As to the second issue, the Appellant points out to the Court that the lower court erred in violating the Appellant’s probation due to his contacts with his parents, because the violation was not substantial and was done with his parents permission. With regard to this finding of violation of probation, it appears to the Court that Ms. Juanita Jones, the mother of the Appellant, met with the Appellant voluntarily at Coleman’s Sport Shop in Norwood to give him money. Further, it appears that Appellant called his mother and went over to her house to pick up his clothes. While Ms. Jones testified that this was not done with her consent, she did not object to the visit and there were no arguments or altercations at the time of the Appellant’s visit.

While it is clear that the condition of not contacting the parents was to prevent arguments that had previously occurred between the Appellant and his parents, any violations of probation must be substantial and relate to the rehabilitative reasons for the conditions. Clark v State, 402 So.2d 43 (Fla. 4th DCA 1981); Lawson v State, 498 SO.2d 541 (Fla. 1st DCA 1986), rev. denied, 506 So.2d 1042 (Fla. 1986).

*5This Court is of the opinion, therefore, that this was not a substantial violation and should not have resulted in a violation of probation.

Judge Mathews found that it was the Conscience of the Court that the two special conditions of probation, to-wit: “You will receive inpatient drug treatment, and you will have no contact with your parents unless they initiate it.” were violated. As indicated above, this Court feels only that the condition with regard to drug treatment was violated.
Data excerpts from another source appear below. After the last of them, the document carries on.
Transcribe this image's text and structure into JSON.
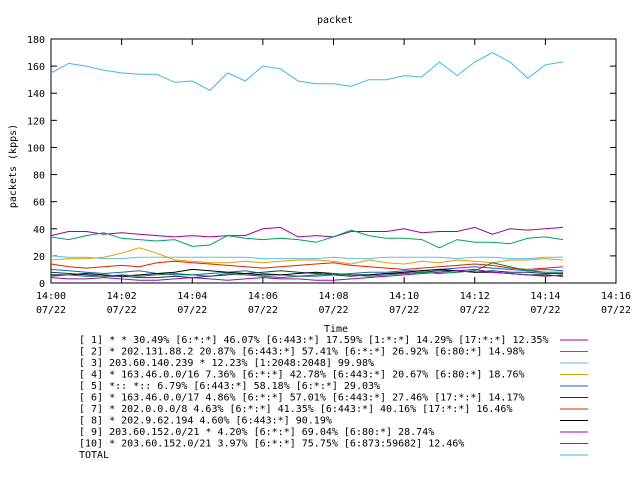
{
  "chart_data": {
    "type": "line",
    "title": "packet",
    "xlabel": "Time",
    "ylabel": "packets (kpps)",
    "ylim": [
      0,
      180
    ],
    "xlim": [
      0,
      16
    ],
    "grid": false,
    "yticks": [
      0,
      20,
      40,
      60,
      80,
      100,
      120,
      140,
      160,
      180
    ],
    "xticks": [
      {
        "at": 0,
        "time": "14:00",
        "date": "07/22"
      },
      {
        "at": 2,
        "time": "14:02",
        "date": "07/22"
      },
      {
        "at": 4,
        "time": "14:04",
        "date": "07/22"
      },
      {
        "at": 6,
        "time": "14:06",
        "date": "07/22"
      },
      {
        "at": 8,
        "time": "14:08",
        "date": "07/22"
      },
      {
        "at": 10,
        "time": "14:10",
        "date": "07/22"
      },
      {
        "at": 12,
        "time": "14:12",
        "date": "07/22"
      },
      {
        "at": 14,
        "time": "14:14",
        "date": "07/22"
      },
      {
        "at": 16,
        "time": "14:16",
        "date": "07/22"
      }
    ],
    "x": [
      0,
      0.5,
      1,
      1.5,
      2,
      2.5,
      3,
      3.5,
      4,
      4.5,
      5,
      5.5,
      6,
      6.5,
      7,
      7.5,
      8,
      8.5,
      9,
      9.5,
      10,
      10.5,
      11,
      11.5,
      12,
      12.5,
      13,
      13.5,
      14,
      14.5
    ],
    "series": [
      {
        "name": "[ 1] * * 30.49%  [6:*:*] 46.07% [6:443:*] 17.59% [1:*:*] 14.29% [17:*:*] 12.35%",
        "color": "#a000a0",
        "values": [
          35,
          38,
          38,
          36,
          37,
          36,
          35,
          34,
          35,
          34,
          35,
          35,
          40,
          41,
          34,
          35,
          34,
          38,
          38,
          38,
          40,
          37,
          38,
          38,
          41,
          36,
          40,
          39,
          40,
          41
        ]
      },
      {
        "name": "[ 2] * 202.131.88.2 20.87%  [6:443:*] 57.41% [6:*:*] 26.92% [6:80:*] 14.98%",
        "color": "#00a060",
        "values": [
          34,
          32,
          35,
          37,
          33,
          32,
          31,
          32,
          27,
          28,
          35,
          33,
          32,
          33,
          32,
          30,
          34,
          39,
          35,
          33,
          33,
          32,
          26,
          32,
          30,
          30,
          29,
          33,
          34,
          32
        ]
      },
      {
        "name": "[ 3] 203.60.140.239 * 12.23%  [1:2048:2048] 99.98%",
        "color": "#60c0e0",
        "values": [
          20,
          19,
          19,
          18,
          18,
          19,
          19,
          19,
          19,
          19,
          19,
          19,
          18,
          18,
          18,
          18,
          19,
          18,
          18,
          19,
          19,
          19,
          19,
          18,
          19,
          19,
          18,
          18,
          19,
          19
        ]
      },
      {
        "name": "[ 4] * 163.46.0.0/16 7.36%  [6:*:*] 42.78% [6:443:*] 20.67% [6:80:*] 18.76%",
        "color": "#e0a000",
        "values": [
          17,
          18,
          18,
          19,
          22,
          26,
          22,
          17,
          16,
          15,
          15,
          16,
          15,
          16,
          17,
          17,
          16,
          14,
          17,
          15,
          14,
          16,
          15,
          17,
          16,
          15,
          17,
          17,
          18,
          17
        ]
      },
      {
        "name": "[ 5] *:: *:: 6.79%  [6:443:*] 58.18% [6:*:*] 29.03%",
        "color": "#2060c0",
        "values": [
          10,
          9,
          8,
          7,
          8,
          9,
          7,
          6,
          6,
          7,
          8,
          9,
          7,
          6,
          5,
          5,
          6,
          7,
          8,
          8,
          9,
          9,
          10,
          11,
          12,
          11,
          10,
          9,
          10,
          9
        ]
      },
      {
        "name": "[ 6] * 163.46.0.0/17 4.86%  [6:*:*] 57.01% [6:443:*] 27.46% [17:*:*] 14.17%",
        "color": "#004060",
        "values": [
          8,
          7,
          6,
          5,
          5,
          4,
          4,
          5,
          4,
          5,
          6,
          7,
          8,
          9,
          8,
          7,
          6,
          5,
          6,
          7,
          7,
          8,
          9,
          9,
          8,
          9,
          8,
          8,
          7,
          7
        ]
      },
      {
        "name": "[ 7] * 202.0.0.0/8 4.63%  [6:*:*] 41.35% [6:443:*] 40.16% [17:*:*] 16.46%",
        "color": "#e02000",
        "values": [
          14,
          12,
          11,
          12,
          13,
          12,
          15,
          16,
          15,
          14,
          13,
          12,
          11,
          12,
          13,
          14,
          15,
          13,
          12,
          11,
          10,
          11,
          12,
          13,
          14,
          13,
          11,
          10,
          11,
          12
        ]
      },
      {
        "name": "[ 8] * 202.9.62.194 4.60%  [6:443:*] 90.19%",
        "color": "#000000",
        "values": [
          6,
          6,
          7,
          6,
          5,
          6,
          7,
          8,
          10,
          9,
          8,
          7,
          6,
          6,
          7,
          8,
          7,
          6,
          6,
          7,
          8,
          9,
          10,
          9,
          8,
          8,
          7,
          6,
          6,
          5
        ]
      },
      {
        "name": "[ 9] 203.60.152.0/21 * 4.20%  [6:*:*] 69.04% [6:80:*] 28.74%",
        "color": "#a000c0",
        "values": [
          4,
          3,
          3,
          4,
          3,
          2,
          2,
          3,
          4,
          3,
          2,
          3,
          4,
          3,
          3,
          2,
          2,
          3,
          4,
          5,
          6,
          7,
          8,
          9,
          10,
          8,
          7,
          6,
          5,
          6
        ]
      },
      {
        "name": "[10] * 203.60.152.0/21 3.97%  [6:*:*] 75.75% [6:873:59682] 12.46%",
        "color": "#008040",
        "values": [
          5,
          6,
          5,
          5,
          6,
          5,
          6,
          7,
          6,
          5,
          7,
          6,
          5,
          4,
          5,
          6,
          7,
          6,
          5,
          6,
          7,
          8,
          7,
          8,
          9,
          15,
          12,
          9,
          8,
          8
        ]
      },
      {
        "name": "TOTAL",
        "color": "#40b8e0",
        "values": [
          155,
          162,
          160,
          157,
          155,
          154,
          154,
          148,
          149,
          142,
          155,
          149,
          160,
          158,
          149,
          147,
          147,
          145,
          150,
          150,
          153,
          152,
          163,
          153,
          163,
          170,
          163,
          151,
          161,
          163
        ]
      }
    ]
  }
}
Nevertheless, a violation of one of the conditions of probation is all that was necessary to support the findings of the lower court and in view of the foregoing, it is the finding of this Court that the Judgment of the lower court is AFFIRMED finding violation of probation, because of Appellant’s violating the provision of his probation by leaving the drug facility, Gateway.

DONE AND ORDERED in Jacksonville, Duval County, Florida, this 15th day of March, 1989.